2. Enjoy Afternoon Tea at Fairmont Chateau Laurier
Is there anything more civilized than afternoon tea? (No!) Afternoon tea is simply one of those pleasures that must be indulged in. Zoe’s, in the Fairmont Chateau Laurier, with its chic decor, glowing chandeliers, and a beautiful glass adorned atrium, makes you feel quite regal.
A server wheels the large cart filled with teas from around the world to your table. Choose your preferred blend and watch it be prepared for you, tableside. A three-tiered platter filled with freshly made scones, egg and salmon sandwiches is presented. Tiny pastries line the upper tier. For the next two hours, sip, munch and simply enjoy this most British of traditions.

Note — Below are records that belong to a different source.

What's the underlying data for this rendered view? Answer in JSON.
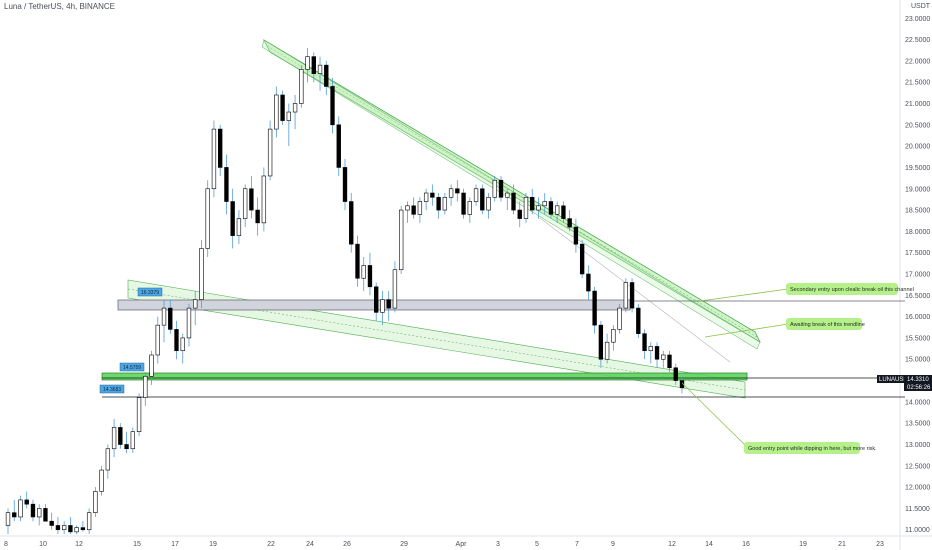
{
  "header": {
    "pair_title": "Luna / TetherUS, 4h, BINANCE"
  },
  "chart_data": {
    "type": "candlestick",
    "currency_label": "USDT",
    "y_axis": {
      "min": 10.9,
      "max": 23.1,
      "ticks": [
        "11.0000",
        "11.5000",
        "12.0000",
        "12.5000",
        "13.0000",
        "13.5000",
        "14.0000",
        "14.5000",
        "15.0000",
        "15.5000",
        "16.0000",
        "16.5000",
        "17.0000",
        "17.5000",
        "18.0000",
        "18.5000",
        "19.0000",
        "19.5000",
        "20.0000",
        "20.5000",
        "21.0000",
        "21.5000",
        "22.0000",
        "22.5000",
        "23.0000"
      ]
    },
    "x_axis": {
      "ticks": [
        "8",
        "10",
        "12",
        "15",
        "17",
        "19",
        "22",
        "24",
        "26",
        "29",
        "Apr",
        "3",
        "5",
        "7",
        "9",
        "12",
        "14",
        "16",
        "19",
        "21",
        "23"
      ]
    },
    "last_price": {
      "symbol": "LUNAUSDT",
      "value": "14.3310",
      "countdown": "02:56:26",
      "color": "#131722"
    },
    "price_tags": [
      "14.3683",
      "14.5759",
      "16.3379"
    ],
    "annotations": [
      "Secondary entry  upon clealic break oil this channel",
      "Awaiting break of this trendline",
      "Good entry point while dipping in here, but more risk."
    ],
    "levels": [
      {
        "name": "support-zone-upper",
        "low": 16.1,
        "high": 16.35,
        "color": "#b2b5be"
      },
      {
        "name": "support-zone-lower",
        "low": 14.4,
        "high": 14.55,
        "color": "#5bd65b"
      },
      {
        "name": "level-line-upper",
        "value": 14.5
      },
      {
        "name": "level-line-lower",
        "value": 14.08
      }
    ],
    "colors": {
      "candle": "#000000",
      "wick": "#4f9bd9",
      "channel_fill": "#c8f0c0",
      "channel_border": "#4caf50",
      "callout": "#b5f08a",
      "tag": "#4ea5e0"
    },
    "candles": [
      [
        11.1,
        11.5,
        10.9,
        11.4
      ],
      [
        11.4,
        11.7,
        11.2,
        11.3
      ],
      [
        11.3,
        11.8,
        11.2,
        11.7
      ],
      [
        11.7,
        11.9,
        11.5,
        11.6
      ],
      [
        11.6,
        11.7,
        11.2,
        11.3
      ],
      [
        11.3,
        11.6,
        11.1,
        11.5
      ],
      [
        11.5,
        11.6,
        11.2,
        11.2
      ],
      [
        11.2,
        11.4,
        11.0,
        11.1
      ],
      [
        11.1,
        11.3,
        10.9,
        11.0
      ],
      [
        11.0,
        11.2,
        10.9,
        11.1
      ],
      [
        11.1,
        11.3,
        10.9,
        10.95
      ],
      [
        10.95,
        11.1,
        10.9,
        11.05
      ],
      [
        11.05,
        11.2,
        10.95,
        11.0
      ],
      [
        11.0,
        11.5,
        10.9,
        11.4
      ],
      [
        11.4,
        12.0,
        11.3,
        11.9
      ],
      [
        11.9,
        12.5,
        11.8,
        12.4
      ],
      [
        12.4,
        13.0,
        12.2,
        12.9
      ],
      [
        12.9,
        13.6,
        12.7,
        13.4
      ],
      [
        13.4,
        13.5,
        12.9,
        13.0
      ],
      [
        13.0,
        13.3,
        12.8,
        12.9
      ],
      [
        12.9,
        13.4,
        12.8,
        13.3
      ],
      [
        13.3,
        14.2,
        13.2,
        14.1
      ],
      [
        14.1,
        14.7,
        13.9,
        14.6
      ],
      [
        14.6,
        15.2,
        14.4,
        15.1
      ],
      [
        15.1,
        16.0,
        14.9,
        15.8
      ],
      [
        15.8,
        16.4,
        15.4,
        16.2
      ],
      [
        16.2,
        16.4,
        15.6,
        15.7
      ],
      [
        15.7,
        15.9,
        15.0,
        15.2
      ],
      [
        15.2,
        15.6,
        14.9,
        15.5
      ],
      [
        15.5,
        16.3,
        15.3,
        16.2
      ],
      [
        16.2,
        16.6,
        15.8,
        16.4
      ],
      [
        16.4,
        17.8,
        16.2,
        17.6
      ],
      [
        17.6,
        19.2,
        17.4,
        19.0
      ],
      [
        19.0,
        20.6,
        18.8,
        20.4
      ],
      [
        20.4,
        20.5,
        19.3,
        19.5
      ],
      [
        19.5,
        19.8,
        18.4,
        18.7
      ],
      [
        18.7,
        19.0,
        17.6,
        17.9
      ],
      [
        17.9,
        18.5,
        17.7,
        18.3
      ],
      [
        18.3,
        19.1,
        18.1,
        19.0
      ],
      [
        19.0,
        19.3,
        18.3,
        18.5
      ],
      [
        18.5,
        18.8,
        17.9,
        18.2
      ],
      [
        18.2,
        19.5,
        18.0,
        19.3
      ],
      [
        19.3,
        20.6,
        19.2,
        20.4
      ],
      [
        20.4,
        21.4,
        20.2,
        21.2
      ],
      [
        21.2,
        21.3,
        20.5,
        20.6
      ],
      [
        20.6,
        21.0,
        20.0,
        20.8
      ],
      [
        20.8,
        21.2,
        20.4,
        21.0
      ],
      [
        21.0,
        21.9,
        20.9,
        21.8
      ],
      [
        21.8,
        22.3,
        21.5,
        22.1
      ],
      [
        22.1,
        22.2,
        21.5,
        21.7
      ],
      [
        21.7,
        22.1,
        21.3,
        21.9
      ],
      [
        21.9,
        22.0,
        21.2,
        21.4
      ],
      [
        21.4,
        21.6,
        20.3,
        20.5
      ],
      [
        20.5,
        20.7,
        19.3,
        19.5
      ],
      [
        19.5,
        19.7,
        18.5,
        18.7
      ],
      [
        18.7,
        18.9,
        17.5,
        17.7
      ],
      [
        17.7,
        17.9,
        16.7,
        16.9
      ],
      [
        16.9,
        17.4,
        16.6,
        17.2
      ],
      [
        17.2,
        17.5,
        16.5,
        16.7
      ],
      [
        16.7,
        16.8,
        15.9,
        16.1
      ],
      [
        16.1,
        16.6,
        15.8,
        16.4
      ],
      [
        16.4,
        16.6,
        15.9,
        16.2
      ],
      [
        16.2,
        17.3,
        16.1,
        17.1
      ],
      [
        17.1,
        18.6,
        17.0,
        18.5
      ],
      [
        18.5,
        18.7,
        18.2,
        18.6
      ],
      [
        18.6,
        18.8,
        18.3,
        18.4
      ],
      [
        18.4,
        18.8,
        18.2,
        18.7
      ],
      [
        18.7,
        19.0,
        18.5,
        18.9
      ],
      [
        18.9,
        19.1,
        18.6,
        18.8
      ],
      [
        18.8,
        18.9,
        18.3,
        18.5
      ],
      [
        18.5,
        18.9,
        18.4,
        18.8
      ],
      [
        18.8,
        19.1,
        18.6,
        19.0
      ],
      [
        19.0,
        19.2,
        18.7,
        18.9
      ],
      [
        18.9,
        19.0,
        18.3,
        18.4
      ],
      [
        18.4,
        18.8,
        18.2,
        18.7
      ],
      [
        18.7,
        19.1,
        18.6,
        19.0
      ],
      [
        19.0,
        19.1,
        18.4,
        18.5
      ],
      [
        18.5,
        18.9,
        18.3,
        18.8
      ],
      [
        18.8,
        19.3,
        18.7,
        19.2
      ],
      [
        19.2,
        19.3,
        18.7,
        18.8
      ],
      [
        18.8,
        19.0,
        18.5,
        18.9
      ],
      [
        18.9,
        19.1,
        18.4,
        18.5
      ],
      [
        18.5,
        18.7,
        18.1,
        18.3
      ],
      [
        18.3,
        18.9,
        18.2,
        18.8
      ],
      [
        18.8,
        19.0,
        18.4,
        18.5
      ],
      [
        18.5,
        18.8,
        18.3,
        18.6
      ],
      [
        18.6,
        18.9,
        18.4,
        18.7
      ],
      [
        18.7,
        18.8,
        18.3,
        18.4
      ],
      [
        18.4,
        18.7,
        18.2,
        18.6
      ],
      [
        18.6,
        18.7,
        18.2,
        18.3
      ],
      [
        18.3,
        18.5,
        18.0,
        18.1
      ],
      [
        18.1,
        18.3,
        17.5,
        17.7
      ],
      [
        17.7,
        17.8,
        16.9,
        17.0
      ],
      [
        17.0,
        17.2,
        16.4,
        16.6
      ],
      [
        16.6,
        16.7,
        15.6,
        15.8
      ],
      [
        15.8,
        15.9,
        14.8,
        15.0
      ],
      [
        15.0,
        15.6,
        14.9,
        15.4
      ],
      [
        15.4,
        15.8,
        15.2,
        15.7
      ],
      [
        15.7,
        16.3,
        15.6,
        16.2
      ],
      [
        16.2,
        16.9,
        16.1,
        16.8
      ],
      [
        16.8,
        16.9,
        16.1,
        16.2
      ],
      [
        16.2,
        16.3,
        15.5,
        15.6
      ],
      [
        15.6,
        15.7,
        15.0,
        15.2
      ],
      [
        15.2,
        15.4,
        14.9,
        15.3
      ],
      [
        15.3,
        15.4,
        14.8,
        15.0
      ],
      [
        15.0,
        15.2,
        14.8,
        15.1
      ],
      [
        15.1,
        15.2,
        14.7,
        14.8
      ],
      [
        14.8,
        14.9,
        14.4,
        14.5
      ],
      [
        14.5,
        14.6,
        14.2,
        14.33
      ]
    ]
  }
}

Twenty minutes outside Ottawa, in a town few have heard of, Carp, is an underground cavern where time stands still. The Diefenbunker Museum, named after then Prime Minister, John Diefenbaker, is an underground 4-story bunker designed to withstand a nuclear blast. Its construction was authorized by Diefenbaker, in 1958, at the height of the cold was. Built into it is an operating room and a dental office. A large vault designed to hold the Bank of Canada’s gold reserves is located on the lower level. Large storage areas were built for food, water and other essential supplies.
The bunker was built to accommodate 565 people for up to one month without receiving additional supplies from the outside. As you make your way through the facility, you’ll learn about spies of the time and consequences of such activities.
The Diefenbunker is an awe-inspiring piece of Canadian history not to be missed. You’ll go home anxious to conduct further research on an era that was filled with tension and intrigue.